The clock ticks, the days turn and before you know it, it’s high time for another blog post. My darling friend made this dish during a lovely weekend , and I couldn’t resist recreating it in the Nook. I pimped mine with crumbled burger, pesto and a lovely side of fresh spinach.
Gluten Free Pasta Bake
(makes three portions)
1 onion, peeled and diced
1 red pepper, de-seeded and chunked
1 yellow pepper, de-seeded and chunked
1 courgette, sliced
1 garlic clove, peeled and grated
1 carton chopped tomatoes
2 good quality beef burgers (feel free to use minced beef)
1 tbsp green pesto
GF lasagne sheets
cheese (pick your poison)
1) Heat some sunflower in a large pan until quite hot. Add the peppers and onion, turn down the heat and relish the sizzle. After a few minutes of cooking, add the courgette. Preheat the main oven to 200C
2) Once the vegetables have softened slightly, add the garlic and saute for a couple of minutes. Add the burger pieces and cook until no pink parts remain.
3) Stir through the chopped tomatoes, adding the water from a half filled carton to get out all the tomatoey goodness from within – does anyone else do this? Stir through the pesto and season.
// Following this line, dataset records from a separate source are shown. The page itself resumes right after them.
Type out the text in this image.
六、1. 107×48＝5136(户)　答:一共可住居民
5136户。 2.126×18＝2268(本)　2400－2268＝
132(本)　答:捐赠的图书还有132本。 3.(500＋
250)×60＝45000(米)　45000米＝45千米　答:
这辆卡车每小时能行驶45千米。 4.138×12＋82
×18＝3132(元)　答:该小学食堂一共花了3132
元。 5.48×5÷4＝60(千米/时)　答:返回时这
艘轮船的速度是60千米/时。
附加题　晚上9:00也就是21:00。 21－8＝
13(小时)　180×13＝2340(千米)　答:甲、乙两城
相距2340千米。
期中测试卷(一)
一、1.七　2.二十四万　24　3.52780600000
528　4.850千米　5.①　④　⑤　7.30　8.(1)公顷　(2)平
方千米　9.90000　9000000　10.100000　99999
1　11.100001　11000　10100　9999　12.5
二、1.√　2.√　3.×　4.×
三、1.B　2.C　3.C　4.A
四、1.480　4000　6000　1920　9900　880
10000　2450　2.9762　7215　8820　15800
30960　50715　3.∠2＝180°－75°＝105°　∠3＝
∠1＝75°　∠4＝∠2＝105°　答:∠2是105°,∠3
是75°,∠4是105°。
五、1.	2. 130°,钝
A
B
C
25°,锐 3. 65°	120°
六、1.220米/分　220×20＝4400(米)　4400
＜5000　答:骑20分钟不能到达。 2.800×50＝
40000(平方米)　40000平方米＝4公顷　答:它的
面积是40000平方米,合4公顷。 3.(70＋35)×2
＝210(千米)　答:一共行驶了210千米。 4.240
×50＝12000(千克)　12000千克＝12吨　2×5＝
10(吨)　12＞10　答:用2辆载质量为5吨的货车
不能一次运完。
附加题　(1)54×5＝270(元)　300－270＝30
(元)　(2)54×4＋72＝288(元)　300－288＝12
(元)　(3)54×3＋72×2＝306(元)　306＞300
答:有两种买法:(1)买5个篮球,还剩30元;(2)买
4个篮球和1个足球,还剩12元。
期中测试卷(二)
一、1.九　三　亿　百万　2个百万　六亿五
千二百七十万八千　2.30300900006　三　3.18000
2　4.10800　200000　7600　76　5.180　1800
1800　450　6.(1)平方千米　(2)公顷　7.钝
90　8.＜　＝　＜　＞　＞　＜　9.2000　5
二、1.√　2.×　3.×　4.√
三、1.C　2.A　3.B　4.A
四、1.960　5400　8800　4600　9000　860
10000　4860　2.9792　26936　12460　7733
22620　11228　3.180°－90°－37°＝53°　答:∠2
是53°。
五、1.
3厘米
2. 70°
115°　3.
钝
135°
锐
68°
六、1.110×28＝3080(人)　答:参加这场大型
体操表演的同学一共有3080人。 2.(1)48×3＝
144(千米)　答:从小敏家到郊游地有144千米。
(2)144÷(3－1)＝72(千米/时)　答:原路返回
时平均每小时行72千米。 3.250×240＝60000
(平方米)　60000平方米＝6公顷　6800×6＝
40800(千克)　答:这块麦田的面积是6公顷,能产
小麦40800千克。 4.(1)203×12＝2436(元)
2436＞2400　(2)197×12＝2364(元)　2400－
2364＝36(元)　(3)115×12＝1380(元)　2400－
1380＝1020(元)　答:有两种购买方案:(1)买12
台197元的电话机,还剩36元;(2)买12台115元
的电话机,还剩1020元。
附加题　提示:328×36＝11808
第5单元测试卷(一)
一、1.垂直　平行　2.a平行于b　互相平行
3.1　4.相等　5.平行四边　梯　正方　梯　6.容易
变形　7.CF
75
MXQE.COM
4) Bring the concoction to the boil then turn off the heat. Layer the sauce with the lasagne sheets in a suitable vestibule, ensuring the pasta is covered well. Finish with a layer of sauce.
5) Place in the oven for 45 minutes. Sprinkle the cheese on top, then return to the grill for a further five minutes. Heat warning, this dish will be mighty hot on your plate!